Pasar Eropa timur, khususnya Eurasia, terbuka untuk produk Indonesia. Jumlah penduduk kedua negara lebih dari 400 juta. Ditambah dengan penduduk Eurasia, yang terdiri dari Armenia, Belarusia, Kazakhstan, dan Kirgistan, pasar ini menjadi tantangan bagi para pengusaha Indonesia.
Hingga saat ini, kata Vorobieva, pembahasan perjanjian perdagangan bebas (FTA) antara Indonesia dan Eurasia Economic Union (EAEU) masih berjalan. Diharapkan perundingan itu bisa selesai dalam waktu dekat sehingga Indonesia bisa menyusul negara tetangga yang lebih dulu memiliki perjanjian EAEU, di antaranya Singapura dan Vietnam. China dan India juga berminat melakukan langkah yang sama seperti yang tengah digarap Indonesia.
Rusia masih terus menjajaki kerja sama pada sektor lain di luar ekonomi dan perdagangan, seperti energi baru terbarukan. Rusia membuka pintu bagi Pemerintah Indonesia jika ingin mempelajari lebih lanjut pengembangan dan penggunaan teknologi nuklir dari negaranya. Meski Rusia memiliki cadangan minyak dan gas sebagai sumber energi, menurut Vorobieva, 20 persen kebutuhan energi Rusia berasal dari energi nuklir.
Rusia saat ini menjalin kerja sama dengan 12 negara guna mengembangkan nuklir untuk tujuan damai, terutama energi. ”Kalau Indonesia memutuskan untuk menggunakan nuklir sebagai sumber energi, Rusia siap membantu,” katanya.
Sentralitas ASEAN
Sebagai kolega lama, Rusia memandang Indonesia sebagai aktor tradisional dan motor penggerak di kawasan. Kedua negara memiliki pemahaman yang sama dan menukung konsep Indo-Pasific Outlook yang digagas oleh Indonesia. Rusia memandang, prinsip inklusivitas tidak boleh dikorbankan, terutama ketika kebijakan kelompok lain mengorbankan kenyamanan dan keamanan negara-negara di kawasan.
Dalam pandangan Rusia, inilah yang tidak tergambar ketika negara-negara lain berseteru di kawasan yang sejatinya bukan ”rumah atau halaman” mereka. Aliansi baru yang bermunculan dan mengatasnamakan kepentingan kawasan, aliansi ekslusif dan tertutup dalam pandangan Rusia, bisa menyebabkan kawasan rentan konflik dan ketidakstabilan.
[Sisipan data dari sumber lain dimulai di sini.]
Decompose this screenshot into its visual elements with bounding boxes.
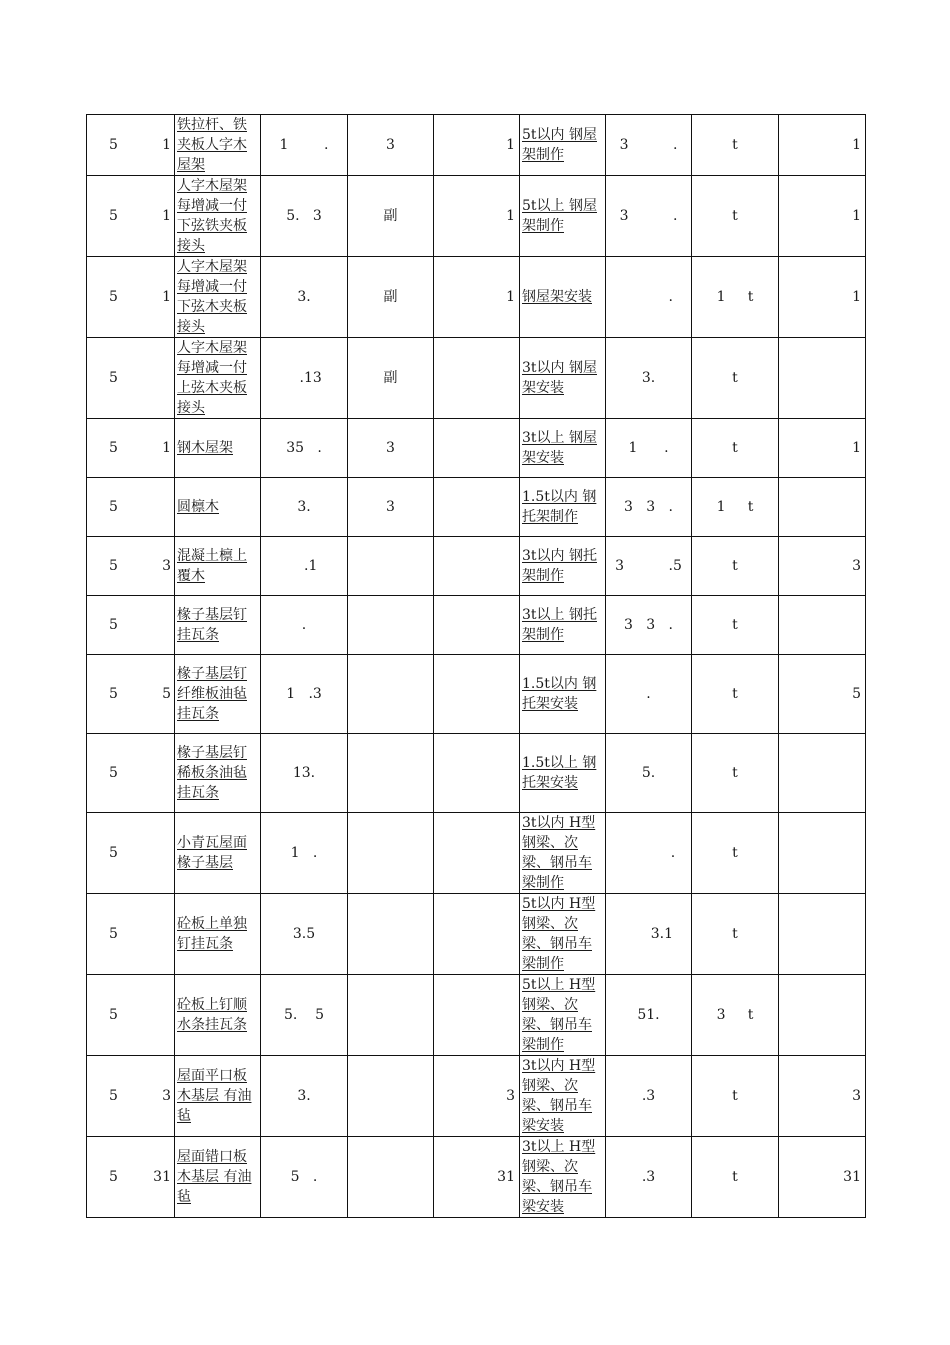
item-name-link[interactable]: 5t以上 H型钢梁、次梁、钢吊车梁制作 (522, 977, 596, 1053)
value-cell: . (261, 596, 348, 655)
value-cell: 51. (606, 975, 692, 1056)
quota-table (86, 114, 866, 1218)
table-row (87, 655, 866, 734)
item-name-link[interactable]: 1.5t以内 钢托架安装 (522, 676, 597, 712)
value-cell: 5. 5 (261, 975, 348, 1056)
code-cell (87, 596, 175, 655)
ref-cell: 3 (434, 1056, 520, 1137)
code-cell (87, 655, 175, 734)
table-row (87, 176, 866, 257)
code-cell (87, 419, 175, 478)
code-cell (87, 734, 175, 813)
table-row (87, 115, 866, 176)
item-name-cell[interactable] (175, 1056, 261, 1137)
value-cell: 3.5 (261, 894, 348, 975)
code-prefix: 5 (109, 370, 118, 386)
value-cell: 3. (261, 1056, 348, 1137)
value-cell: 3 3 . (606, 478, 692, 537)
table-row (87, 813, 866, 894)
item-name-cell[interactable] (175, 734, 261, 813)
code-prefix: 5 (109, 1007, 118, 1023)
value-cell: . (606, 655, 692, 734)
ref-cell: 1 (779, 115, 866, 176)
value-cell: 3.1 (606, 894, 692, 975)
code-prefix: 5 (109, 765, 118, 781)
ref-cell (434, 596, 520, 655)
unit-cell (348, 655, 434, 734)
item-name-link[interactable]: 1.5t以内 钢托架制作 (522, 489, 597, 525)
value-cell: 3. (606, 338, 692, 419)
value-cell: .3 (606, 1056, 692, 1137)
ref-cell (779, 894, 866, 975)
code-prefix: 5 (109, 686, 118, 702)
code-cell (87, 478, 175, 537)
code-cell (87, 257, 175, 338)
item-name-link[interactable]: 3t以内 H型钢梁、次梁、钢吊车梁制作 (522, 815, 596, 891)
item-name-link[interactable]: 3t以内 钢屋架安装 (522, 360, 597, 396)
item-name-cell[interactable] (175, 596, 261, 655)
item-name-link[interactable]: 混凝土檩上覆木 (177, 548, 247, 584)
item-name-cell[interactable] (520, 115, 606, 176)
unit-cell: 3 (348, 419, 434, 478)
item-name-link[interactable]: 小青瓦屋面椽子基层 (177, 835, 247, 871)
value-cell: 5 . (261, 1137, 348, 1218)
unit-cell (348, 734, 434, 813)
code-suffix: 31 (153, 1169, 171, 1185)
code-prefix: 5 (109, 617, 118, 633)
table-row (87, 537, 866, 596)
code-prefix: 5 (109, 289, 118, 305)
unit-cell (348, 1137, 434, 1218)
unit-cell (348, 894, 434, 975)
unit-cell: t (692, 537, 779, 596)
item-name-link[interactable]: 5t以上 钢屋架制作 (522, 198, 597, 234)
item-name-link[interactable]: 人字木屋架每增减一付下弦铁夹板接头 (177, 178, 247, 254)
code-cell (87, 338, 175, 419)
value-cell: . (606, 257, 692, 338)
code-prefix: 5 (109, 926, 118, 942)
ref-cell (779, 813, 866, 894)
item-name-cell[interactable] (520, 176, 606, 257)
ref-cell: 3 (779, 1056, 866, 1137)
unit-cell: 3 t (692, 975, 779, 1056)
ref-cell (434, 338, 520, 419)
code-cell (87, 115, 175, 176)
code-cell (87, 975, 175, 1056)
table-row (87, 419, 866, 478)
item-name-link[interactable]: 椽子基层钉稀板条油毡挂瓦条 (177, 745, 247, 801)
item-name-link[interactable]: 砼板上钉顺水条挂瓦条 (177, 997, 247, 1033)
code-cell (87, 813, 175, 894)
item-name-link[interactable]: 钢屋架安装 (522, 289, 592, 305)
item-name-link[interactable]: 椽子基层钉挂瓦条 (177, 607, 247, 643)
value-cell: .3 (606, 1137, 692, 1218)
item-name-link[interactable]: 椽子基层钉纤维板油毡挂瓦条 (177, 666, 247, 722)
item-name-cell[interactable] (520, 537, 606, 596)
value-cell: 1 . (261, 115, 348, 176)
code-cell (87, 1056, 175, 1137)
table-row (87, 1137, 866, 1218)
code-suffix: 1 (162, 137, 171, 153)
item-name-link[interactable]: 人字木屋架每增减一付下弦木夹板接头 (177, 259, 247, 335)
item-name-link[interactable]: 3t以内 H型钢梁、次梁、钢吊车梁安装 (522, 1058, 596, 1134)
value-cell: . (606, 813, 692, 894)
item-name-cell[interactable] (520, 338, 606, 419)
item-name-cell[interactable] (175, 655, 261, 734)
unit-cell: 副 (348, 176, 434, 257)
ref-cell: 1 (434, 257, 520, 338)
item-name-link[interactable]: 3t以内 钢托架制作 (522, 548, 597, 584)
item-name-cell[interactable] (520, 655, 606, 734)
value-cell: 3 . (606, 115, 692, 176)
value-cell: 5. 3 (261, 176, 348, 257)
item-name-cell[interactable] (520, 734, 606, 813)
item-name-cell[interactable] (175, 894, 261, 975)
ref-cell (779, 596, 866, 655)
item-name-link[interactable]: 砼板上单独钉挂瓦条 (177, 916, 247, 952)
value-cell: 13. (261, 734, 348, 813)
ref-cell: 3 (779, 537, 866, 596)
ref-cell (434, 975, 520, 1056)
item-name-cell[interactable] (520, 596, 606, 655)
table-row (87, 596, 866, 655)
item-name-cell[interactable] (520, 1137, 606, 1218)
item-name-link[interactable]: 5t以内 钢屋架制作 (522, 127, 597, 163)
code-prefix: 5 (109, 440, 118, 456)
item-name-cell[interactable] (175, 176, 261, 257)
code-prefix: 5 (109, 558, 118, 574)
ref-cell (779, 975, 866, 1056)
ref-cell (779, 338, 866, 419)
value-cell: 3 . (606, 176, 692, 257)
unit-cell: t (692, 419, 779, 478)
unit-cell: t (692, 655, 779, 734)
ref-cell (434, 478, 520, 537)
item-name-link[interactable]: 5t以内 H型钢梁、次梁、钢吊车梁制作 (522, 896, 596, 972)
unit-cell (348, 813, 434, 894)
item-name-cell[interactable] (520, 478, 606, 537)
table-row (87, 894, 866, 975)
item-name-link[interactable]: 铁拉杆、铁夹板人字木屋架 (177, 117, 247, 173)
unit-cell: t (692, 813, 779, 894)
item-name-cell[interactable] (520, 1056, 606, 1137)
code-prefix: 5 (109, 1088, 118, 1104)
item-name-cell[interactable] (175, 537, 261, 596)
item-name-cell[interactable] (175, 338, 261, 419)
ref-cell: 31 (779, 1137, 866, 1218)
unit-cell: t (692, 338, 779, 419)
item-name-link[interactable]: 3t以上 钢屋架安装 (522, 430, 597, 466)
unit-cell: t (692, 1137, 779, 1218)
item-name-cell[interactable] (520, 975, 606, 1056)
unit-cell: 副 (348, 257, 434, 338)
unit-cell: t (692, 894, 779, 975)
ref-cell (434, 419, 520, 478)
unit-cell (348, 596, 434, 655)
item-name-cell[interactable] (175, 115, 261, 176)
item-name-link[interactable]: 钢木屋架 (177, 440, 233, 456)
value-cell: 35 . (261, 419, 348, 478)
code-suffix: 1 (162, 289, 171, 305)
code-suffix: 1 (162, 440, 171, 456)
item-name-link[interactable]: 1.5t以上 钢托架安装 (522, 755, 597, 791)
code-cell (87, 894, 175, 975)
unit-cell: 1 t (692, 478, 779, 537)
ref-cell: 1 (779, 419, 866, 478)
item-name-cell[interactable] (520, 419, 606, 478)
value-cell: .13 (261, 338, 348, 419)
ref-cell: 1 (434, 176, 520, 257)
value-cell: 1 . (261, 813, 348, 894)
unit-cell: 3 (348, 478, 434, 537)
table-row (87, 975, 866, 1056)
item-name-link[interactable]: 屋面错口板木基层 有油毡 (177, 1149, 252, 1205)
value-cell: 1 . (606, 419, 692, 478)
unit-cell (348, 537, 434, 596)
value-cell: 5. (606, 734, 692, 813)
ref-cell: 1 (434, 115, 520, 176)
unit-cell (348, 975, 434, 1056)
value-cell: 3 3 . (606, 596, 692, 655)
ref-cell: 5 (779, 655, 866, 734)
item-name-cell[interactable] (175, 813, 261, 894)
table-row (87, 257, 866, 338)
unit-cell: t (692, 176, 779, 257)
table-row (87, 338, 866, 419)
code-cell (87, 537, 175, 596)
ref-cell (434, 655, 520, 734)
table-row (87, 478, 866, 537)
ref-cell (434, 734, 520, 813)
item-name-cell[interactable] (175, 1137, 261, 1218)
item-name-cell[interactable] (175, 257, 261, 338)
value-cell: 1 .3 (261, 655, 348, 734)
code-prefix: 5 (109, 208, 118, 224)
item-name-cell[interactable] (520, 257, 606, 338)
unit-cell (348, 1056, 434, 1137)
ref-cell (434, 537, 520, 596)
code-cell (87, 176, 175, 257)
code-prefix: 5 (109, 845, 118, 861)
table-row (87, 1056, 866, 1137)
unit-cell: 1 t (692, 257, 779, 338)
item-name-link[interactable]: 3t以上 钢托架制作 (522, 607, 597, 643)
code-cell (87, 1137, 175, 1218)
code-prefix: 5 (109, 1169, 118, 1185)
ref-cell: 1 (779, 176, 866, 257)
ref-cell (434, 813, 520, 894)
item-name-link[interactable]: 圆檩木 (177, 499, 219, 515)
unit-cell: t (692, 115, 779, 176)
code-suffix: 1 (162, 208, 171, 224)
code-suffix: 3 (162, 558, 171, 574)
item-name-cell[interactable] (175, 419, 261, 478)
table-row (87, 734, 866, 813)
value-cell: 3. (261, 478, 348, 537)
item-name-link[interactable]: 3t以上 H型钢梁、次梁、钢吊车梁安装 (522, 1139, 596, 1215)
unit-cell: t (692, 734, 779, 813)
unit-cell: 副 (348, 338, 434, 419)
ref-cell: 31 (434, 1137, 520, 1218)
ref-cell (434, 894, 520, 975)
code-suffix: 5 (162, 686, 171, 702)
item-name-link[interactable]: 屋面平口板木基层 有油毡 (177, 1068, 252, 1124)
item-name-cell[interactable] (175, 478, 261, 537)
unit-cell: 3 (348, 115, 434, 176)
item-name-cell[interactable] (175, 975, 261, 1056)
value-cell: .1 (261, 537, 348, 596)
code-prefix: 5 (109, 137, 118, 153)
code-suffix: 3 (162, 1088, 171, 1104)
item-name-link[interactable]: 人字木屋架每增减一付上弦木夹板接头 (177, 340, 247, 416)
code-prefix: 5 (109, 499, 118, 515)
unit-cell: t (692, 1056, 779, 1137)
value-cell: 3. (261, 257, 348, 338)
ref-cell (779, 478, 866, 537)
item-name-cell[interactable] (520, 894, 606, 975)
unit-cell: t (692, 596, 779, 655)
ref-cell (779, 734, 866, 813)
item-name-cell[interactable] (520, 813, 606, 894)
value-cell: 3 .5 (606, 537, 692, 596)
ref-cell: 1 (779, 257, 866, 338)
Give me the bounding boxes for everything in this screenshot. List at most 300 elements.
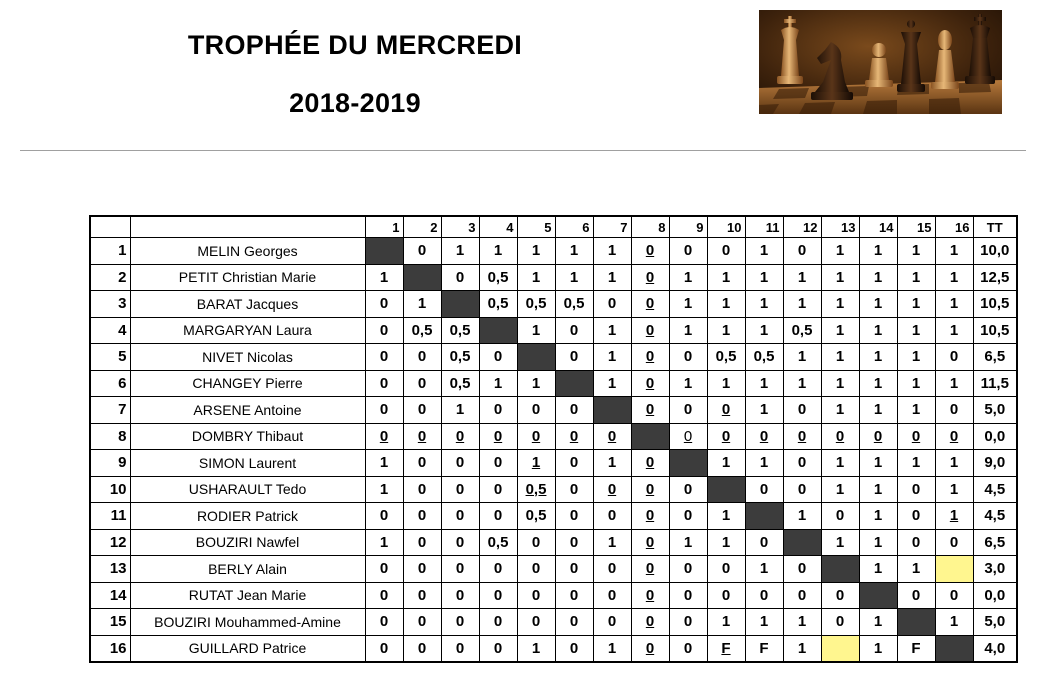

Hal ini harus dihindari.
”Saat klub eksklusif ini hadir, membuat kita terpisah. Ini adalah sebuah garis pemisah di kawasan,” kata Vorobieva. Aliansi-aliansi baru ini adalah minilateralisme, dibandingkan dengan multilateralisme yang mengutamakan kerja sama, termasuk dalam penyelesaian konflik sekalipun.